The stylus on the surface Fathometer wiggled back and forth on a continuous drum of graph paper. The black band that it drew was steadily growing wider.

“Ice overhead. One hundred eighty feet.”

The ice continued to recede above them.

It made no sense.

The squawk box above the command pad hissed and crackled. The voice that issued from it was gruff by nature and metallic, as all voices were that passed through the intercom. The torpedo officer reported news that Nikita Gorov had hoped never to hear at any depth. Let alone at seven hundred forty feet: “Captain, our forward bulkhead is sweating.”

Everyone in the control room stiffened. Their attention had been riveted on the ice reports and on the sonar readings, because the greatest danger had seemed to be that they would ram into a long stalactite of ice hanging from the bottom of the berg. The torpedo officer’s warning was an unnerving reminder that they had collided with an unknown mass of drift ice before initiating a crash dive and that they were more than seven hundred feet beneath the surface, where every square inch of the hull was under brutal pressure. Millions upon millions of tons of seawater lay between them and the world of sky and sun and open air that was their true home.

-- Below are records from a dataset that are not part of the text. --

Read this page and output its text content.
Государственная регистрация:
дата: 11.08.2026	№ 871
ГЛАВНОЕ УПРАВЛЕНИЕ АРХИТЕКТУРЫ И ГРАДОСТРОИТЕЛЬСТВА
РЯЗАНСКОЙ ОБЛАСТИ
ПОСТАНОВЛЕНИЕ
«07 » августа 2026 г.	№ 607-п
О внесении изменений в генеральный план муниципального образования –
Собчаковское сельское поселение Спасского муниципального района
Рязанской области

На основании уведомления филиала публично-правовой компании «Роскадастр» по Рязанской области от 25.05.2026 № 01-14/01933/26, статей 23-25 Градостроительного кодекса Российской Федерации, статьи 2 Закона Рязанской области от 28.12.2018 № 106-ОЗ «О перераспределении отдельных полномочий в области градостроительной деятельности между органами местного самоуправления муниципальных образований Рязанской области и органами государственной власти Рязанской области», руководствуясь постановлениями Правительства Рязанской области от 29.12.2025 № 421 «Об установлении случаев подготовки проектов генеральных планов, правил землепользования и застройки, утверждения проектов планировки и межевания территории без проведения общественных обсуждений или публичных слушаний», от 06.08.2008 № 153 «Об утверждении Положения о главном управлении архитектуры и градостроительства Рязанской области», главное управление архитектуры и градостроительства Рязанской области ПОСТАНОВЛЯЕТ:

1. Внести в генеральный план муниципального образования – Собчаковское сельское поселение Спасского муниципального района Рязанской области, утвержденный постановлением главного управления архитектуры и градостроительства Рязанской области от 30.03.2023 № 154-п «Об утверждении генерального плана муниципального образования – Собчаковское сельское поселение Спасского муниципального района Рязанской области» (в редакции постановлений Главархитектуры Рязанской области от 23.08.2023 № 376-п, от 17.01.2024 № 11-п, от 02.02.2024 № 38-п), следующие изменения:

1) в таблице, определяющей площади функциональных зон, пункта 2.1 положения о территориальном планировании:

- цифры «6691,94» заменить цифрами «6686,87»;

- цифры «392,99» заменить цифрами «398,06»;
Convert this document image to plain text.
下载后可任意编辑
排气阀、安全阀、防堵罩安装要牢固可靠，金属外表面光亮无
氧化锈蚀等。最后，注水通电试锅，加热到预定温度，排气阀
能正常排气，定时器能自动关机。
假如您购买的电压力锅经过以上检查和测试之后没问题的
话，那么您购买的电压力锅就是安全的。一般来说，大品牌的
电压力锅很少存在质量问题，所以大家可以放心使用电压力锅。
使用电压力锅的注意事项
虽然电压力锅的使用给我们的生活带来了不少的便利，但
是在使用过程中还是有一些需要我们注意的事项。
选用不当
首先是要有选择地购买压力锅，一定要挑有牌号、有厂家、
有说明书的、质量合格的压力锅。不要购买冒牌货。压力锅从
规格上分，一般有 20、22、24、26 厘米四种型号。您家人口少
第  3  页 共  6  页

Pulling down an overhead microphone, Gorov said, “Captain to torpedo room. There’s dry insulation behind the bulkhead.”

The squawk box was now the center of interest, as the diving gauge had been a moment ago. “Yes, sir. But it’s sweating just the same. The insulation behind it must be wet now.”

Evidently they had sustained a dangerous amount of damage when they had collided with that floe ice. “Is there much water?”

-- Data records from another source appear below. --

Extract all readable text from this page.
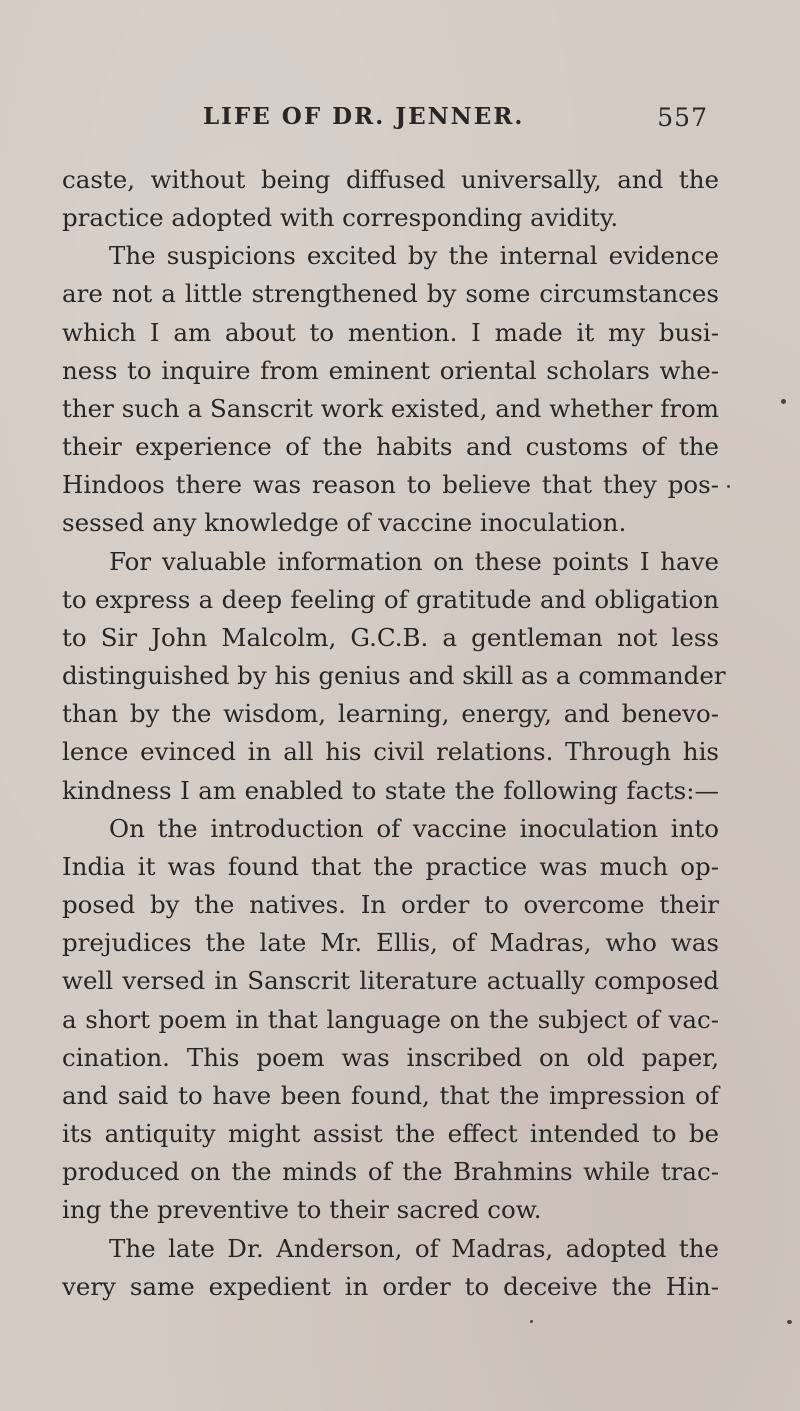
LIFE OF DR. JENNER.	557
caste, without being diffused universally, and the
practice adopted with corresponding avidity.
The suspicions excited by the internal evidence
are not a little strengthened by some circumstances
which I am about to mention. I made it my busi-
ness to inquire from eminent oriental scholars whe-
ther such a Sanscrit work existed, and whether from
their experience of the habits and customs of the
Hindoos there was reason to believe that they pos-
sessed any knowledge of vaccine inoculation.
For valuable information on these points I have
to express a deep feeling of gratitude and obligation
to Sir John Malcolm, G.C.B. a gentleman not less
distinguished by his genius and skill as a commander
than by the wisdom, learning, energy, and benevo-
lence evinced in all his civil relations. Through his
kindness I am enabled to state the following facts:—
On the introduction of vaccine inoculation into
India it was found that the practice was much op-
posed by the natives. In order to overcome their
prejudices the late Mr. Ellis, of Madras, who was
well versed in Sanscrit literature actually composed
a short poem in that language on the subject of vac-
cination. This poem was inscribed on old paper,
and said to have been found, that the impression of
its antiquity might assist the effect intended to be
produced on the minds of the Brahmins while trac-
ing the preventive to their sacred cow.
The late Dr. Anderson, of Madras, adopted the
very same expedient in order to deceive the Hin-
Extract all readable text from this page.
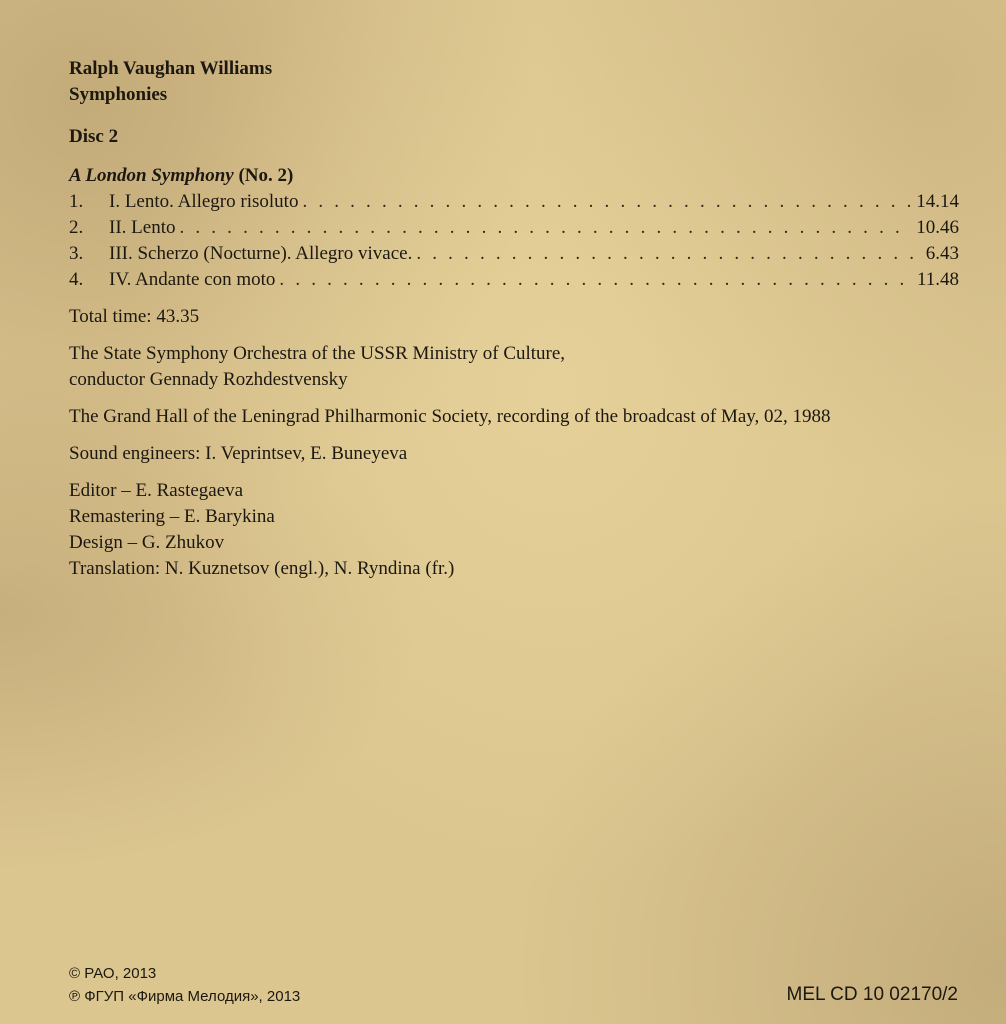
Ralph Vaughan Williams
Symphonies
Disc 2
A London Symphony (No. 2)
1.	I. Lento. Allegro risoluto . . .	14.14
2.	II. Lento . . .	10.46
3.	III. Scherzo (Nocturne). Allegro vivace. . . .	6.43
4.	IV. Andante con moto . . .	11.48
Total time: 43.35
The State Symphony Orchestra of the USSR Ministry of Culture,
conductor Gennady Rozhdestvensky
The Grand Hall of the Leningrad Philharmonic Society, recording of the broadcast of May, 02, 1988
Sound engineers: I. Veprintsev, E. Buneyeva
Editor – E. Rastegaeva
Remastering – E. Barykina
Design – G. Zhukov
Translation: N. Kuznetsov (engl.), N. Ryndina (fr.)
© РАО, 2013
℗ ФГУП «Фирма Мелодия», 2013	MEL CD 10 02170/2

“just a sweat, sir. Just a film.”

“Where did you find it?”

The torpedo officer said, “Along the weld between number four tube and number five tube.”

“Any buckling?”

“No, sir.”

“Watch it closely,” Gorov said.

“I’ve got eyes for nothing else, sir.”

Gorov let go of the microphone, and it sprang back up out of the way.

Zhukov was at the command pad. “We could change course, sir.”

“No.”

Gorov knew what his first officer was thinking. They were passing under the length of the iceberg, with half of it—at least two fifths of a mile—still ahead of them. To port and starboard, however, open water could be found in two or three hundred yards, for the width of the berg was substantially less than its length. Changing course seemed reasonable, but it would be a waste of effort.

Gorov said, “By the time we could bring the boat around and to port or starboard, we’d have passed under the iceberg’s stern and would be in open water anyway. Hold tight, Lieutenant.”

“All right, sir.”

“Rudder amidships, and keep it that way unless the current begins to push us around.”

The operator seated at the surface Fathometer announced. “Ice overhead. Two hundred fifty feet.”

The mystery of the receding ice again.

They were not descending. And Gorov knew damned well that the iceberg above them was not magically levitating out of the sea. So why was the distance between them steadily widening?

“Should we take her up, sir?” Zhukov suggested. “A little closer to the ice. If we ascend even to just six hundred feet, that torpedo-room bulkhead might stop sweating. The pressure would be considerably less.”